Situation: Our client, the Comptroller’s Office (COMP) of a DoD Research, Development, Test & Evaluation (RDT&E) Agency whose mission is to make pivotal investments in breakthrough technologies for national security. The agency “explicitly reaches for transformational change instead of incremental advances.” The Comptroller provides expert financial control of Agency resources and fiscal activities. Emphasis is placed on internal controls over processes and procedures for accounting data supporting agency budgeting and CFO compliance. The Comptroller office understands the Cloud is increasingly where enterprises should be hosting a wide range of applications and platforms–given its cost, capabilities, security and flexibility. At the time, our client utilized three different operating system/server architectures for various reasons. They identified an architecture shift from Sun Solaris to Red Hat Linux would also be required. Our team completed the required analysis, identified the potential benefits of a migration to the cloud and decided to take a multi-phased approach to transition onsite server infrastructure to the cloud where possible.

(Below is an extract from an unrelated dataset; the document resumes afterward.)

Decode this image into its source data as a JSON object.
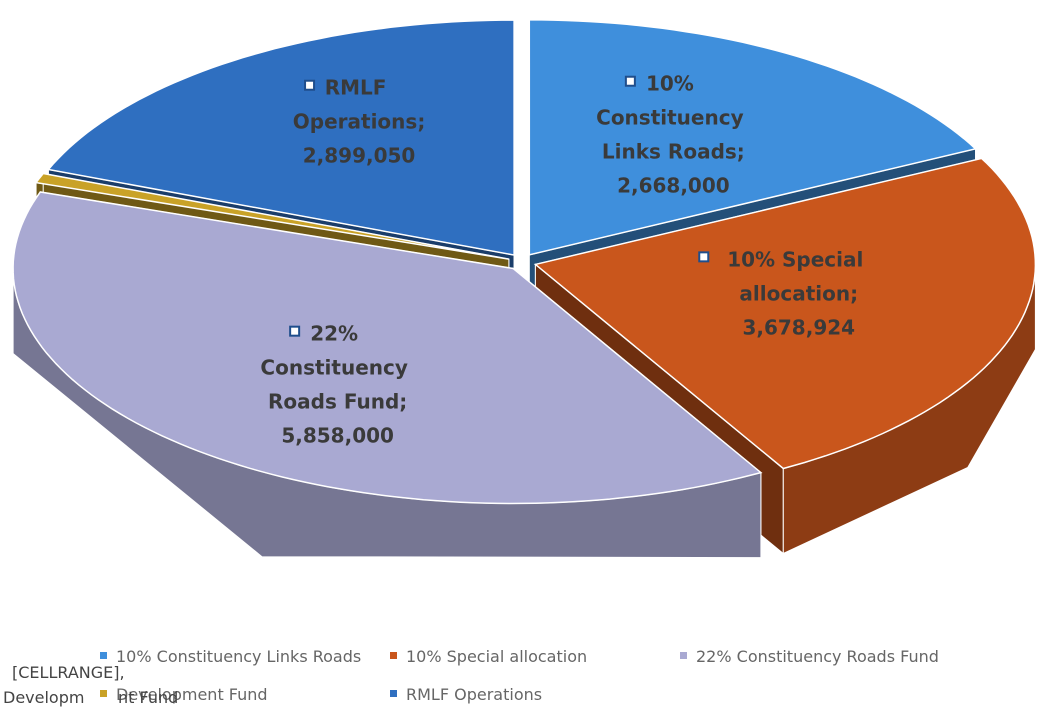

As a part of this approach, we helped our client migrate their web servers and database servers to the cloud. The cloud is well-suited for the types of financial management systems/applications/tools (data, analytic, reporting) identified as migration candidates by IT and the Comptroller’s Office.
Action: The Summit2Sea Consulting engagement team collaborated with the client to identify which solution was best, based on agency requirements and vendor offerings. AWS was selected as the cloud provider to provide a “Private” cloud. The agency anticipated cost reductions, increased capability, security and flexibility. S2S worked hand-in-hand with our client to define a cloud strategy and migration plan, then execute the required migration tasks that are delivering business value and driving IT change. The major steps completed as part of this effort, and which led to a seamless transition with no downtime were as follows:
- Create new servers
- Migrate, configure, and compile code
- Conduct development black box testing (fix and repair)
- Functional acceptance testing
- Configure external interfaces
- Perform cutover go-live
Impact: As a result of migrating to the cloud, the agency identified benefits that include: reduced cost in hardware and maintenance, improved operational efficiencies, increased security, consistent accessibility and connectivity, and reduced risk for data loss.